16. "[I]ch sah das Heer der Beamten, den Strom Goldes, der notwendig war zur Erhaltung von alledem und den paar Geisteskranken und ich fragte mich, warum leitet ihr euer Gold, euere Dienste, euere Lebensarbeit nicht zur Erhöhung des Lebens, das erhöht werden kann [ … ] ich fragte den Assistenzarzt, warum vergiften Sie diese Menschen nicht? Der Mann lächelte ironisch. Sein Lächeln hieß: Warum verbieten es die Christen? Aber wie wunderbar, ein Kranker selber sagte es, ein prachtvoller Mensch, ein Rubens'scher Herkules. Nackt stand er an der Wand seines Saales oder seiner Zelle: Tötet mich, schrie er den Arzt an, als wir eintraten. Eine Flut von Beschimpfungen folgte und eine Flut von Anklagen, aus denen hervorging, daß er qualvoll litt. Tötet mich! [ … ] [D]er inwendig höchste Mensch, den ich heute gesehen, das war der wahnsinnige Herkules, und ich quittierte ihm in meinem Herzen, indem ich mir gelobte, ich will nicht kleiner sein wie du, ich will nicht so klein sein wie der Christengott" (A 69). When quoting Rang, Weber does not provide page numbers.

17. "[D]a saßen sie noch, die idiotischen Kinder, und ließen sich füttern oder leimten Pappschachteln und verunreinigten sich" (A 68).

18. "Rausch der dionyischen Todesleidenschaft" (A 175).
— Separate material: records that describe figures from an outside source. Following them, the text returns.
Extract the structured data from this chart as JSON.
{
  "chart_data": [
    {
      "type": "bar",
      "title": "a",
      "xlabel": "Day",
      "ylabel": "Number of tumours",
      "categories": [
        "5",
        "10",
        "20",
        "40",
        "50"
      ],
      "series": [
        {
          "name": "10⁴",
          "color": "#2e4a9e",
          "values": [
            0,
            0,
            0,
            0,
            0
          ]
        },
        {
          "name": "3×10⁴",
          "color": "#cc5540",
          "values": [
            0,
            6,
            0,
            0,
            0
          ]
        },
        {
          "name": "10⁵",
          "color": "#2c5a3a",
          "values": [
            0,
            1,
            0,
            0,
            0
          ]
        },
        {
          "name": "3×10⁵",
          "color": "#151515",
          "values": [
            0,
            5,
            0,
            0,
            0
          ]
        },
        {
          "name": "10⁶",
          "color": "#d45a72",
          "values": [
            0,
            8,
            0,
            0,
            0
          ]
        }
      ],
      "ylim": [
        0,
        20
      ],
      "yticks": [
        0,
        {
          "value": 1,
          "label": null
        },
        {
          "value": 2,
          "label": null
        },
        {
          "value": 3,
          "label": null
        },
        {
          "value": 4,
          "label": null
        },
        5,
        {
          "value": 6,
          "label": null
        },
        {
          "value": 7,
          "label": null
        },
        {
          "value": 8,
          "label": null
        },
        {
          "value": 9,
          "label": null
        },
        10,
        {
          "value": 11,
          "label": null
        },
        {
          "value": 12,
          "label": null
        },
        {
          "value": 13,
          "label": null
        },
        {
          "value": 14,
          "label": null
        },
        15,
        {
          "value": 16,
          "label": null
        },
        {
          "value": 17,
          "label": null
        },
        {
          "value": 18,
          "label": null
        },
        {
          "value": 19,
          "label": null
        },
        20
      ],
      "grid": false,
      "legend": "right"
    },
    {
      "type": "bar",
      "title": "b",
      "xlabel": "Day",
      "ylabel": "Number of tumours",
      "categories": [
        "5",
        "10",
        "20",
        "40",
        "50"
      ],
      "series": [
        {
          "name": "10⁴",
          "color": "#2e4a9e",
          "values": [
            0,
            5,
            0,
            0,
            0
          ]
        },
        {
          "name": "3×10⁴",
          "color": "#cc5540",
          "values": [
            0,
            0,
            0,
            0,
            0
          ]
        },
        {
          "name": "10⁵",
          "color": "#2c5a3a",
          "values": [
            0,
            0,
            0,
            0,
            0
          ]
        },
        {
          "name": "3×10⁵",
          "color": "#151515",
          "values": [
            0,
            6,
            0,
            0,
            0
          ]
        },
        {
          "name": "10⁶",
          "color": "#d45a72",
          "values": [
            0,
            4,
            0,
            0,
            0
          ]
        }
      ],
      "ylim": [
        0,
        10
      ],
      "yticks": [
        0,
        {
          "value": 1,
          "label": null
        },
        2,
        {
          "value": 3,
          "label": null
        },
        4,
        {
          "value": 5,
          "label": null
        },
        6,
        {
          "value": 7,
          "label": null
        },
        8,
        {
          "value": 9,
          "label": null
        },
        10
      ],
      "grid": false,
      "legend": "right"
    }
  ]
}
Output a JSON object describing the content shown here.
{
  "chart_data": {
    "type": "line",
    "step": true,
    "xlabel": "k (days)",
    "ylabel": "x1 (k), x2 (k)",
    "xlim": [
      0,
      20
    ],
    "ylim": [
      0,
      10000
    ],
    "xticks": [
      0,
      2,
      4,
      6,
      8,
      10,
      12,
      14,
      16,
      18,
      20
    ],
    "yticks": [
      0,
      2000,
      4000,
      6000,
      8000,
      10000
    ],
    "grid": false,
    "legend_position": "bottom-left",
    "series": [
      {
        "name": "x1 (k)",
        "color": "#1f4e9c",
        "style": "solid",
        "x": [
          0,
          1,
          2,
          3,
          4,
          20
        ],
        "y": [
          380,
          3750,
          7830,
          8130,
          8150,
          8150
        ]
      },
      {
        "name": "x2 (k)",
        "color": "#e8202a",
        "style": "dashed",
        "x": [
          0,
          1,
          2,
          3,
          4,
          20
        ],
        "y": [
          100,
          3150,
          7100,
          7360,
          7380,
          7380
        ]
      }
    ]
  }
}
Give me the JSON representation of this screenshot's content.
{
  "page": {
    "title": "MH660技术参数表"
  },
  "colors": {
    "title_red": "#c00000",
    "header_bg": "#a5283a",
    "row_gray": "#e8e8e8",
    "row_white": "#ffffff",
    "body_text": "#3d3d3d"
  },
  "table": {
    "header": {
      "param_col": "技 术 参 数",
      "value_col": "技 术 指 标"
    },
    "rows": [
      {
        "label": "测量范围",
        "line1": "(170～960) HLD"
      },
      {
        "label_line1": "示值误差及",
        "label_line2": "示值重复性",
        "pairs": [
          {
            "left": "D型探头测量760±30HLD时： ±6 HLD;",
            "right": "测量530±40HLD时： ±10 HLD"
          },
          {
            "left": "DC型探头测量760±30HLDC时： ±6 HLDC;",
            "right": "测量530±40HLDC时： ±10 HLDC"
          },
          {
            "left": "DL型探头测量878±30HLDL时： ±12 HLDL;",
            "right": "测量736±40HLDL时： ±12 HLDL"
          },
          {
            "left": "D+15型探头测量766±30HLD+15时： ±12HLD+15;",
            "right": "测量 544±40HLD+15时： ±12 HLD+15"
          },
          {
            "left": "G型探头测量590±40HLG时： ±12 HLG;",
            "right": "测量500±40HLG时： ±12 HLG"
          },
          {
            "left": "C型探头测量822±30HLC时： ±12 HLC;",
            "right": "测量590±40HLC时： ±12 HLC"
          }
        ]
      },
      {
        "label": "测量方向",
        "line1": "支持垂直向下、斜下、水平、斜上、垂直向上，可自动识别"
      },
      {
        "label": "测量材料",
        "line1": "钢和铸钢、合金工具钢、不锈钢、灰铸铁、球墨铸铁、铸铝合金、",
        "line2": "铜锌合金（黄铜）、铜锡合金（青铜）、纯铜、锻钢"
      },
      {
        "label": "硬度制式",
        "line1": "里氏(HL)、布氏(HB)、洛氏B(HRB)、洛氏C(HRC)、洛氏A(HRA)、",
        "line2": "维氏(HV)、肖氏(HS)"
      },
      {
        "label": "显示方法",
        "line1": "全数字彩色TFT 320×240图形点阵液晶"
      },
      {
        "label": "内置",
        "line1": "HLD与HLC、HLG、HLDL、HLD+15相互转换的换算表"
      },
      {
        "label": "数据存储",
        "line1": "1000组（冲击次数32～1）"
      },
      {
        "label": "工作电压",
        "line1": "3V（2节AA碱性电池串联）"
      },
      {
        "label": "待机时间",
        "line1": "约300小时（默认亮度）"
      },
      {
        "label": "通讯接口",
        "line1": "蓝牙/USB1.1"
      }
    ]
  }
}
19. "Anders als ich gedacht oder gefürchtet hatte, bin ich nicht zu dem, noch nicht einmal zu einem Ursprung des Made-in-Germany-Mordes vorgedrungen. [ … ] Der Weg, den seine letzte Schrift weist, hätte nicht über Leichen geführt" (A 203).

20. "[E]ine andauernde Opposition gegen das Zuständliche, eine andauernde Gewissensbeunruhigung, die den Staat dadurch beunruhigt, daß [ … ] das Gewissen von Stattsbürgern ihn beschämt und ergänzt" (A 209).

21. "Die Ermordung wurde von Ärzten überwacht, die [ … ] durch ein Guckloch zusahen, wie die Menschen langsam und qualvoll starben. Ich denke an zwei mir nahestehende Menschen, die, hätten sie ein paar Jahrzehnte früher gelebt, vermutlich hier oder anderswo ermordet worden wären" (A 141).

22. "All das ist richtig. Trotzdem verläuft da kein direkter Weg. Etwa von Nietzsche, Darwin, Sanderling zu den Mördern von später. Noch nicht einmal von einem Vater zu seinem Sohn, geschweige denn zu seiner Tochter. Es ist unfassbar viel komplizierter und verschlungener" (A 147).

23. "Menschheitlichung durch Aufbau der Völker" (Rang, Autobiographisches 63).

24. Compare the full sentence: "Tatsächlich ist das Buch ein Versuch, eine Annäherung, man könnte vielleicht auch sagen, der Versuch, diese Sprache von früher, die ganze Sicht der Welt in eine heutige Sprache zu übersetzen" (Weber, "On Such a Journey").

25. "Ich verkehre nur mit Menschen, nicht mit Generationen" (A 72).

26. Kinsky also commented on her approach to translation in the radio feature "Künstler an der Sprache."

27. For a discussion of Lächert, "die blonde Brygida," see Das Gupta.

28. See Gessen's discussion of the Soviet plan to resettle Jews from this area to the autonomous region of Birobidzhanin (47–55).

29. Schor uses the phrase to describe "the coexistence of figure, landscape, and language without any need for the niceties of representational rendering" (Friedman).

30. "Ein steinernes Mädchen, ein Kind noch, neigt sitzend den verwitterten Kopf in die offene Hand. In der Beuge des anderen Arms [ … ] liegt eine übervoll aufgeblühte flammend rot aus dem grauen Stein herausleuchtende Rose" (A 263).